There’s a place for breathy voice quality. In singing, it can feature for stylistic reasons or as part of falsetto range. In the spoken voice though, it might best be limited to an intimate bedroom setting. A spoken voice that’s too heavily populated with breathy voice quality is usually a voice that’s in trouble – either the vocal cords aren’t vibrating as they should or, some pathology has become part of them. An example of this would be nodules (swellings) on the vocal cords.
The breathy singer I describe here had no vocal cord pathology. She had what is often termed a ‘persistent phonatory gap’. For a voice to work as it should, the vocal cords need to meet along their full length- a little gap at the back is fine, especially in female voice but not too much or the increased breath escape will cause the voice to sound breathy or husky.

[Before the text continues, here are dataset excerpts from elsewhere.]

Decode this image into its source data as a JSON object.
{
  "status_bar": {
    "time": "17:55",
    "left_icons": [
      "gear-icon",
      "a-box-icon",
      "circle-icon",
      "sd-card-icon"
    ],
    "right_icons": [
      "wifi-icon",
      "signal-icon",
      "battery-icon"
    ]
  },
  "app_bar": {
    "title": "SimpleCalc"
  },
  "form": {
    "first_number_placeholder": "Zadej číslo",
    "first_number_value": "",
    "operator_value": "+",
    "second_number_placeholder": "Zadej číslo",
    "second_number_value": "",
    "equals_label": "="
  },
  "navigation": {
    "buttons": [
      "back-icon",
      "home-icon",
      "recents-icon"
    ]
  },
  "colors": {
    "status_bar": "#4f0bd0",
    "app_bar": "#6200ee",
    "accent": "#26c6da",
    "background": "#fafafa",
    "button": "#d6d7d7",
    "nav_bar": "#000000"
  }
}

I’ve seen client ‘C’ three times now and it was in her third session that she had her greatest breakthrough. For her, it’s a question of singing style and voice quality. She has developed a way of singing that puts unnecessary tension in her larynx resulting in her cords being held apart a lot of the time rather than coming together. As for all singers with this internal larynx configuration, she reports fatigue, loss of range, power and volume.
I’ve been teaching client C how to start her voice off by bringing her vocal cords together. That glottal shock threw her for a bit but once she started experiencing her spoken voice with more body and tone, we progressed to securing more vocal cord closure and voice projection – vital for most pop, modern and musical theatre singing.